The differences are Microwaves. The offer better features similar to the trends I've mentioned above, while offering pretty much the same price tags, ONLY the premium models which now envelopes the larger cu ft sizes increase in pricing. Computers ... original for the consumer market cost in excess of $10K dollars for a desktop with garbage power and single purpose use; I know because I was a kid then - Tandy, Radio Shack Tandy brands, Apple IIc's etc. Then as they evolved continue to offer more features, run more complex software and have newer more advanced chips! The desktops have reduced in price significantly but have now hovered for retail above $500 retail for decent modern average user specs, and anything capable of holding serious graphics cards and multiple multi-core CPU's for Gaming, Video Encode/Decode for High Def (beyond 1080P), or full Audio Production suits (not GarageBand mavens) are above the $1500 mark. Laptops though have increased significantly in price with burnable media as previously mentioned.

My Point .... pricing will fluctuate as the products evolve and offer more features: higher resolution displays, camera lens', better camera/corder software, more network capabilities - with faster WWAN (LTE) coming, and etc etc etc. How will retail pricing grow to the end users be acceptable? Marketing.

Apple is doing a phenomenal job at this, and although on paper you'd think they where CRAZY - looking at spec's, then looking at prices - you'd be right! And sorry but they're changing the marketplace by being crazy.

Nokia's SERIOUS problem is two fold: Lack of internal communication throughout ALL departments on real-time, and their lies which is seen through the industry and consumers. Just 4 weeks ago Olli-Pekka was voiced & vindicated that he'd hold top dog status and boom the board of directors sought other wise in quick haste. More internal communication does just benefits the brass, but the end users as well when engineers are not held back on submitting great hardware and not be under-minded by retail/marketing division's limitations, and or designers looking for small size. Once that is out of the way everything else falls into place: OS Strategy, software market strategy, marketing of software/devices/services, etc etc.
 
Can't win in Japanese markets. Average keitai puts most, heck, all, Nokia phones to shame.

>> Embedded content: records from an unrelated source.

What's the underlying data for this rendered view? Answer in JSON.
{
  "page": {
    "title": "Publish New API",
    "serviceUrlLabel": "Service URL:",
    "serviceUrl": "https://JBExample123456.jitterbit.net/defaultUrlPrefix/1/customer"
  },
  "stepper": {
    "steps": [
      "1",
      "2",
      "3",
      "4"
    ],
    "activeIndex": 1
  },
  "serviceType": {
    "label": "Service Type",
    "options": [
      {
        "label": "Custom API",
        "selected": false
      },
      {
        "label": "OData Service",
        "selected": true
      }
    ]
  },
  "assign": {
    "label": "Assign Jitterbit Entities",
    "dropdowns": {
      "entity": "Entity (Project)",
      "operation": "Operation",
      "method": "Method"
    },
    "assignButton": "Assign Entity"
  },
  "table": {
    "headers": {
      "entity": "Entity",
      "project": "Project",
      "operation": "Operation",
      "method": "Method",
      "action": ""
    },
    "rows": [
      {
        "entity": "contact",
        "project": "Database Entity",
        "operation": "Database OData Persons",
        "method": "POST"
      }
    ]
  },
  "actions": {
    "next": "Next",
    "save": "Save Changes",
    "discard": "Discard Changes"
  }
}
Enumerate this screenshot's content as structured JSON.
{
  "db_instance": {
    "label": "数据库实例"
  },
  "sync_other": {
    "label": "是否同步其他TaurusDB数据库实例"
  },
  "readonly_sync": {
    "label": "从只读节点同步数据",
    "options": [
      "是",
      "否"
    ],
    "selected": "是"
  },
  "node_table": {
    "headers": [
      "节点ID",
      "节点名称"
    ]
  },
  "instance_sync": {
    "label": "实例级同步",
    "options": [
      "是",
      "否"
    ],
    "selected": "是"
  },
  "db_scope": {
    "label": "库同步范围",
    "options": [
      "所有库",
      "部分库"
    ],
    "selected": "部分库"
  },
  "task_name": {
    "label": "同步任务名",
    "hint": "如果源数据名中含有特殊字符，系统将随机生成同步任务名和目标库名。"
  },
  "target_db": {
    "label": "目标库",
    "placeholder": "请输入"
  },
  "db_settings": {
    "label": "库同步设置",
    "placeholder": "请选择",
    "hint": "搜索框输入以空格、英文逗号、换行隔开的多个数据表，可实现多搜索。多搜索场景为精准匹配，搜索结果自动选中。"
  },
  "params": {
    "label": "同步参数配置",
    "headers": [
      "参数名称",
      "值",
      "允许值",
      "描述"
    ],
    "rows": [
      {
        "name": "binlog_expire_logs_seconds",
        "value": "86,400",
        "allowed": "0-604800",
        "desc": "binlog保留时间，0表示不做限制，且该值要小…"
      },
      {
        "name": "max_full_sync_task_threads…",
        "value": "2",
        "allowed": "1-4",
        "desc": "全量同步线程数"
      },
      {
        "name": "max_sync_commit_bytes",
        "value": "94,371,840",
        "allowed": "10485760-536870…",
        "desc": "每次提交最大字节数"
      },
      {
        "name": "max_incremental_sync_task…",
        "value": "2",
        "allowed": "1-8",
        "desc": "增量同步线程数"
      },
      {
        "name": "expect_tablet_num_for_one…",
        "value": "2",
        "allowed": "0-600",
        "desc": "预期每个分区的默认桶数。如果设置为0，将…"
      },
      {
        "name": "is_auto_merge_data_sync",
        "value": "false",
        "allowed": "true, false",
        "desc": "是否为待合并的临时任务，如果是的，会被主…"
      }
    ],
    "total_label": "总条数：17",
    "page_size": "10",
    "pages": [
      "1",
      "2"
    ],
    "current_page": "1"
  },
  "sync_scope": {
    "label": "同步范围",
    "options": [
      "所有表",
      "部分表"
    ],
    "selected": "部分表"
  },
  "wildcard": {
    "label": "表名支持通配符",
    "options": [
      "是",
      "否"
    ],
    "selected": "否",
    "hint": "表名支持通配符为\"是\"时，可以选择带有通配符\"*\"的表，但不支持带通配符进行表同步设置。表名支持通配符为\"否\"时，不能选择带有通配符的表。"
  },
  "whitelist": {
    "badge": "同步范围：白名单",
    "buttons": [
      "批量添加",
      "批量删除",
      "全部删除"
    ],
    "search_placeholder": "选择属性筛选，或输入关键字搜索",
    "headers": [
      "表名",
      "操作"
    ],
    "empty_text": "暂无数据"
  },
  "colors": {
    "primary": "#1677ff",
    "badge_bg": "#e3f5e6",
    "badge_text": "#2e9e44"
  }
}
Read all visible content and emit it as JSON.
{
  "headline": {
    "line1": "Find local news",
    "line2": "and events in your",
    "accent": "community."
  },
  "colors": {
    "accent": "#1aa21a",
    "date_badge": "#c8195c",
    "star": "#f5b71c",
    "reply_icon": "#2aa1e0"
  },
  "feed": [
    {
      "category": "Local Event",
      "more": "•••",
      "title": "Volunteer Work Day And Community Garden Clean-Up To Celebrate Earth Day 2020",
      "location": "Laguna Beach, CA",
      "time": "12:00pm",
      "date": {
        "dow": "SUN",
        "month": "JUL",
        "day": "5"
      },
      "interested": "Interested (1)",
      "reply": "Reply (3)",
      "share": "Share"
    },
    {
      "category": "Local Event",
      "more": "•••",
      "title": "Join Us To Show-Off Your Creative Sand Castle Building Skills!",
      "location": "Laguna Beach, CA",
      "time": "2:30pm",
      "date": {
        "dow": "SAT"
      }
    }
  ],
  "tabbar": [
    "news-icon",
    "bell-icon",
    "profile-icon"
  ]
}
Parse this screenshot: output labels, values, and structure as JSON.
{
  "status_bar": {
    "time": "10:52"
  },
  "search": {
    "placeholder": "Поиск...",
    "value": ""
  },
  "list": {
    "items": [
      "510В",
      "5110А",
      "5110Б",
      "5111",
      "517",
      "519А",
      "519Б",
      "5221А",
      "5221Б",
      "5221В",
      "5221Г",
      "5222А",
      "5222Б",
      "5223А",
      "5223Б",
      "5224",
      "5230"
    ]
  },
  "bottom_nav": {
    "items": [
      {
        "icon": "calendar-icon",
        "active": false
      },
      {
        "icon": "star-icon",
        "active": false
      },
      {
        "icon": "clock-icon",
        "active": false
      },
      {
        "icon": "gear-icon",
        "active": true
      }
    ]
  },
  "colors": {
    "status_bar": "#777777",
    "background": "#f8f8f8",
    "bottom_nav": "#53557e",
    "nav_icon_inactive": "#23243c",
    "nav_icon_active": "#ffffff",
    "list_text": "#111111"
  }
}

Korea is Samsung's, LG's and Pantech's backyard. They got whole armies of high resolution touch screen featurephones that has to be seen to be believed not to mention Android and Bada smartphones now. Their technical resources are superior over Nokia. A company like Samsung makes both its own screens like the Super AMOLED and processors like the Hummingbird, which laughs all over even a Qualcomm Snapdragon on benchmarks. Even a company like Apple needs to source its A4 chips from Samsung and Retina displays from LG.
 
Yup. Starting with the Huawei Ideos.

Huawei and ZTE is in the stage now where Samsung, LG and HTC was years ago. The only difference is that Huawei and ZTE has been eating up the network business at the same time. Huawei is responsible for a big loss in business for Nokia-Siemens and Huawei is now about #2 behind Ericsson.

Nokia's other nightmare at least in the Chinese market is that the biggest telco in the world, China Mobile, uses a forked Android called OMS as the OPhone, as its annointed platform for smartphones.